Overall, the prevalence of gastric atrophy and intestinal metaplasia in the antrum and corpus was similar between the chagasic and non-chagasic patients. However, the reasons why patients with other clinical forms of Chagas disease showed a significantly higher prevalence of corpus-predominant atrophy than those patients with the digestive clinical form are unknown. Nonetheless, we believe that this finding is not associated with PPI usage because the percentages of the chagasic patients with the digestive form and with other clinical forms taking this medication were similar. Two other studies have also assessed the gastric histological features of chagasic patients, although only the antral mucosa was examined. Barbosa et al.13 reported antrum atrophy in 47% of patients with the digestive form, which is a higher prevalence than that found in our present study (15%). In contrast, Oliveira et al.14 did not find atrophy or intestinal metaplasia among patients with the indeterminate form of Chagas disease.
The high prevalence of co-infection with T. cruzi and H. pylori in our study (approximately 70%) and in other studies is not surprising because the transmission of both of these pathogens is associated with poor socioeconomic conditions13–17. Moreover, in Brazil, which is considered a developing country, the overall prevalence of H. pylori is high and varies from 55% to 87% according to the geographical region30,31. Notably, no significant differences in the prevalence of infection with H. pylori among the clinical forms of Chagas disease were observed in the present study or in other previous studies16,17. This finding indicates that patients with the digestive form are not at high risk for H. pylori infection, although these patients have hypochlorhydria7,8,10, which a condition that can favor gastric colonization by H. pylori32,33.
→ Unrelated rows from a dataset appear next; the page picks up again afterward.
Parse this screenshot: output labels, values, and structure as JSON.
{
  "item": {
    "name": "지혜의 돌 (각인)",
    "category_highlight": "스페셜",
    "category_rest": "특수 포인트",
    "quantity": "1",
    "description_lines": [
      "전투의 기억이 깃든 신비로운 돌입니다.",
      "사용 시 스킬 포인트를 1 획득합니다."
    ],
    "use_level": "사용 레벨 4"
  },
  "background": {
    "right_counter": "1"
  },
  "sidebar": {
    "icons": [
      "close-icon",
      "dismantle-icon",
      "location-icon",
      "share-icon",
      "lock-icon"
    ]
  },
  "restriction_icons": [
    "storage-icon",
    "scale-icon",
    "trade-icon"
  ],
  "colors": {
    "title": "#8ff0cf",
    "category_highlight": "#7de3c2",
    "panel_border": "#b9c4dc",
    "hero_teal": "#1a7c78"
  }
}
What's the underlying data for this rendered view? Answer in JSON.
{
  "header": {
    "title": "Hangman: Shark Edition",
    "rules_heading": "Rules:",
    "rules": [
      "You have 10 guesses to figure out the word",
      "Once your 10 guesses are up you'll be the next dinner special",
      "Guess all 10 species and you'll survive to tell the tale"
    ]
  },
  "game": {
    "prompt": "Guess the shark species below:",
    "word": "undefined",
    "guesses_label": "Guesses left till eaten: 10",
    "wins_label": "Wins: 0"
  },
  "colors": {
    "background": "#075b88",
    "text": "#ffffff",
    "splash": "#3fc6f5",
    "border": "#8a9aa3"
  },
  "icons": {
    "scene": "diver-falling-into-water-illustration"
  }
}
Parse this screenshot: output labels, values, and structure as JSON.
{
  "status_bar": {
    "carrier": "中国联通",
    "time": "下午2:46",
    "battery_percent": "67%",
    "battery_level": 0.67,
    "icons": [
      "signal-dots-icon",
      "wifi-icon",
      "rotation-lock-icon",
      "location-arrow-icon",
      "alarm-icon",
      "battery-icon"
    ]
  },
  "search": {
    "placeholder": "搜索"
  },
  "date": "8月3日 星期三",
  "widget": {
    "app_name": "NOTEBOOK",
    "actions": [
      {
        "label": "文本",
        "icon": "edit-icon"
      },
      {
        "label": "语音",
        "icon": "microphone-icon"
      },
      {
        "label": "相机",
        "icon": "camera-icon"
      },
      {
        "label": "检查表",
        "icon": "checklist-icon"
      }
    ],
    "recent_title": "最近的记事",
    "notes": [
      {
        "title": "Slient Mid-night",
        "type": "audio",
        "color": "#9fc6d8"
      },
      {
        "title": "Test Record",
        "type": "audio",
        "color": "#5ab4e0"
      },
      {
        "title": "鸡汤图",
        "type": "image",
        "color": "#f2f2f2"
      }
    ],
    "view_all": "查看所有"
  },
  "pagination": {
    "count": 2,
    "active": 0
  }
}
In conclusion, the prevalence of H. pylori infection and gastric histological and endoscopic features was similar among the chagasic and non-chagasic patients. Additionally, our findings indicate H. pylori infection as the major cause of chronic gastritis in patients with Chagas disease, although the impact of Chagas disease on gastritis cannot be excluded, especially in H. pylori-negative patients. Furthermore, considering the high prevalence of H. pylori among chagasic patients irrespective of the clinical form of the disease, we believe that the investigation and eradication of H. pylori infection may result in an improvement of non-specific upper gastrointestinal symptoms among patients with Chagas disease, in addition to preventing the development of more severe gastric diseases associated with H. pylori.